Sunday, February 01, 2009

The South vs. America

Via Mattbastard through Sarah, Michael Lind has been publishing some interesting articles of late about the relationship between the South and the rest of the United States. A southerner himself, Lind is extremely critical of what passes for economic thought and government among southern states.

Lind basically says that the South has declared war on the United States, trying to undermine the government, economy, and everything that makes the nation work. He hilariously goes to the Confederate Constitution to demonstrate the absurdity of southern economic arguments, showing how it explicitly banned the federal government from helping manufacturing in one article and then turning around and supporting internal improvements in another. For Lind, this shows the hypocrisy and short-sighted nature of southern politics. I don't disagree even if it is a bit of a facile historical analogy. He writes:

Imagine that. The Confederates, in their constitution, tried to ban all government infrastructure spending to facilitate commerce, but then had second thoughts and included lights, beacons, buoys, and harbors—but nothing else, really, we mean it! The political descendants of these people are the ones who today want to bind the Confederate—excuse me, I mean the US Congress to rigid and inflexible “pay-go” rules no matter what the circumstances and, like the Confederates, want to make transportation rely on user fees like tolls on interstate highways rather than pay for public goods out of taxes.

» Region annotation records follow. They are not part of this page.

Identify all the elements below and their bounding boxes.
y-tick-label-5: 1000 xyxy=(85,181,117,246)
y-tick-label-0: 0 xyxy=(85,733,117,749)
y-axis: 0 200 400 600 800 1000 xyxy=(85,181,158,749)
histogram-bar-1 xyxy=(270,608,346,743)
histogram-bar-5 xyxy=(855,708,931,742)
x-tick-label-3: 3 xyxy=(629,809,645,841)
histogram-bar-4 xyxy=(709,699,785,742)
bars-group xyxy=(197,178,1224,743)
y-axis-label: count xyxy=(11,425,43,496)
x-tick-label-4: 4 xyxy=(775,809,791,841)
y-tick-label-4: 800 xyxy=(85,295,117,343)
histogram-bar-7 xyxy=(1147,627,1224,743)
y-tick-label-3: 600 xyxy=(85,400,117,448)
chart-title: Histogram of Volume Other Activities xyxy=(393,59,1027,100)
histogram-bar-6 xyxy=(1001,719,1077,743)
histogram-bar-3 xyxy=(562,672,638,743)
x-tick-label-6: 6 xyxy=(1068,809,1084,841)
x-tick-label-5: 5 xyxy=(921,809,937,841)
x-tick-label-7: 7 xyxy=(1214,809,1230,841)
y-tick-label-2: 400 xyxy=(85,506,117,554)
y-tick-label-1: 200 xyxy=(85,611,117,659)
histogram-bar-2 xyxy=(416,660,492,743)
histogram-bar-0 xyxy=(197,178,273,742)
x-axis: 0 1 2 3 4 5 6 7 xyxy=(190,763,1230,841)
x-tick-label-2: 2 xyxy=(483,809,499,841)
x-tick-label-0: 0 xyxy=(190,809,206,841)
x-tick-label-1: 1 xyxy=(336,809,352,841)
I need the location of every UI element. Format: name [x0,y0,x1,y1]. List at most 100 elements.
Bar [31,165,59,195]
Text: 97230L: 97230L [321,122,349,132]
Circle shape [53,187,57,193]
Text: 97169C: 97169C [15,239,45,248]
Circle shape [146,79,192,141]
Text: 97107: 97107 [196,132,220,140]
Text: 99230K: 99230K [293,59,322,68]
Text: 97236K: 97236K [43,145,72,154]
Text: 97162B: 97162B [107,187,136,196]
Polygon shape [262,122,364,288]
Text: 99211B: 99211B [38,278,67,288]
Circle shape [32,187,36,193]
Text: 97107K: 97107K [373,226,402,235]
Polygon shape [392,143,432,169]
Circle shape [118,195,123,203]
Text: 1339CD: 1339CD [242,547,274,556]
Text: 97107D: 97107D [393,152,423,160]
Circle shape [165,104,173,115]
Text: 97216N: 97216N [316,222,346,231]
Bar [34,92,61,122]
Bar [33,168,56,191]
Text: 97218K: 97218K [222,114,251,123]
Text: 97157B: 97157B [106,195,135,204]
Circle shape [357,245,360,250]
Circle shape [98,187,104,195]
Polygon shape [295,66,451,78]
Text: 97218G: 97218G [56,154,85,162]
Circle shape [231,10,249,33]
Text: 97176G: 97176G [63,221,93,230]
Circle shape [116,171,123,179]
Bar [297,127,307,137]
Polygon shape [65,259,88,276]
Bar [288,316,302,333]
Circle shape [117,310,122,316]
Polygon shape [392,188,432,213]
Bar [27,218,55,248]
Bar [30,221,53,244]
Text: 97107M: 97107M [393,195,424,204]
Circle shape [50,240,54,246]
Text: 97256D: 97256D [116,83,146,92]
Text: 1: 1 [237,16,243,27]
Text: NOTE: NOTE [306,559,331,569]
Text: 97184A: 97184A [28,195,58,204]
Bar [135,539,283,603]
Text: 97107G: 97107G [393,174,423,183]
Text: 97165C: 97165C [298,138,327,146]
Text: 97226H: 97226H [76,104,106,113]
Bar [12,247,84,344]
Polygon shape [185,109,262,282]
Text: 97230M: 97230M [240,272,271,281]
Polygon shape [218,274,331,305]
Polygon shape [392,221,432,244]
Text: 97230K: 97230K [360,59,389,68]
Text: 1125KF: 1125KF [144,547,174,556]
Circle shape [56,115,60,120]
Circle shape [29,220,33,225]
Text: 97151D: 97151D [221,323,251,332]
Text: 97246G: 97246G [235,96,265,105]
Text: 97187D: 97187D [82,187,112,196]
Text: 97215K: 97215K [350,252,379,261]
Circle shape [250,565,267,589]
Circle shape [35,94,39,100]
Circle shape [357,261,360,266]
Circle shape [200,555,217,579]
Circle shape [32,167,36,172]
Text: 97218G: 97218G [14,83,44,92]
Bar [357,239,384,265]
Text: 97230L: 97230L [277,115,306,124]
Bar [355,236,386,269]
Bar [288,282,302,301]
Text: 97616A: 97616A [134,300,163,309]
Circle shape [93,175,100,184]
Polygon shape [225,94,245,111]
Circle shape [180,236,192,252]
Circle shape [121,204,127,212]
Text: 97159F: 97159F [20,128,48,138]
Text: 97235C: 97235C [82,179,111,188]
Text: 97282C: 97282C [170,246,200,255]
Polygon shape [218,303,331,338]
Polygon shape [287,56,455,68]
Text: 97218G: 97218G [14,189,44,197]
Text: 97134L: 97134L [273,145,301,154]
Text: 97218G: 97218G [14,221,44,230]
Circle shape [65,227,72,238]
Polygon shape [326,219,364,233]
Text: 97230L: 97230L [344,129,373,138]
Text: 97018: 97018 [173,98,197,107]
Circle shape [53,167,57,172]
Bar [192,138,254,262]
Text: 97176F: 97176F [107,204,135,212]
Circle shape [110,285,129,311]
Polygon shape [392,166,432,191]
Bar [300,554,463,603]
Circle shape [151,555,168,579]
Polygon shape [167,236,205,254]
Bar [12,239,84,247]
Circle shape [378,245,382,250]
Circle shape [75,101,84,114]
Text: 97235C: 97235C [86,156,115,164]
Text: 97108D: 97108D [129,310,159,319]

Of course, after a generation of kow-towing to Southern politicians and Southern politics, the American people have turned their backs on these ideas. This is why the Republicans are increasingly a regional party--obsessing with abortion and gay marriage, keeping America a white man's nation, supporting destructive wars wherever we can find them, and calling for lower taxes and no worker and environmental protections as a way to deal with economic crisis--and this is not a winning platform in a nation in trouble. What's more is that ever since Richard Nixon put the Southern Strategy into play, these ideas have been favored by the Republican Party and its not as if they have a strong intellecutal countertrend at this point to move the party in a different direction. The Republicans are stuck with these ideas right now, even as most Americans have rejected them. The South is trying to fight an economic and cultural civil war against the rest of the country, but it's 1864 and the 21st century equivalent of Sherman's army is marching on Atlanta's steps, waving the banners of freedom to marry who you want, of government equipped to help people through hard times, and of basic human rights, even for those we don't like. The war's been going on for 40 years, it's just that now we are on the verge on winning it, even as southern policies have taken the nation to the brink of economic destruction.

Lind also calls for a Third Reconstruction that wants massive federal action to ensure a more equitable economic future to everyone, destroying the South's race to the bottom economic theories. I do think he plays a bit of a parlor game here in defining Reconstruction. Let's be clear--the first and second Reconstructions (and by the second Reconstruction we are talking about the Civil Rights Movement and laws concerning it) were about African-Americans and their rights within the United States. Many African-American scholars have called for a Third Reconstruction, arguing that until the government forces changes to the non-legal but structural racism that ensures that African-Americans stay in a lower social and economic caste, equality has not been achieved. While I am certainly comfortable expanding that vision in modern America to include people of many minority groups, Lind leaves an explicit discussion of race out of his definition entirely. And that's not quite right. Reconstruction really is about race and a Third Reconstruction needs to be about race in no small part. It also has to be national, to include housing conditions in Chicago and police brutality in Los Angeles, not just a regional discussion of improving the South's economic standards.

But then again, Lind has shown his questionable racial policies in the past, as I have discussed here.

Despite these quibbles, I of course do think that a southern economic model is not good for America. Lind basically wants a progressive economic platform of high minimum wages tied to inflation, revenue-sharing among states and a national economic development plan that would help equalize development around the nation. This would stop the race to the bottom by eliminating states undercutting each other for economic development. He says that such measures "would not turn Mississippi into Vermont," but of course this would be a good thing if it did. The South wants to turn Vermont into Mississippi; how someone could argue this is a good idea is beyond me. One other minor quibble with this bit--he doesn't center strong unions as part of his plan. Escaping unions has long been a major reason for capital flight; federal action to eliminate this incentive would be a huge step in ensuring manufacturing jobs for Americans throughout the nation for years to come.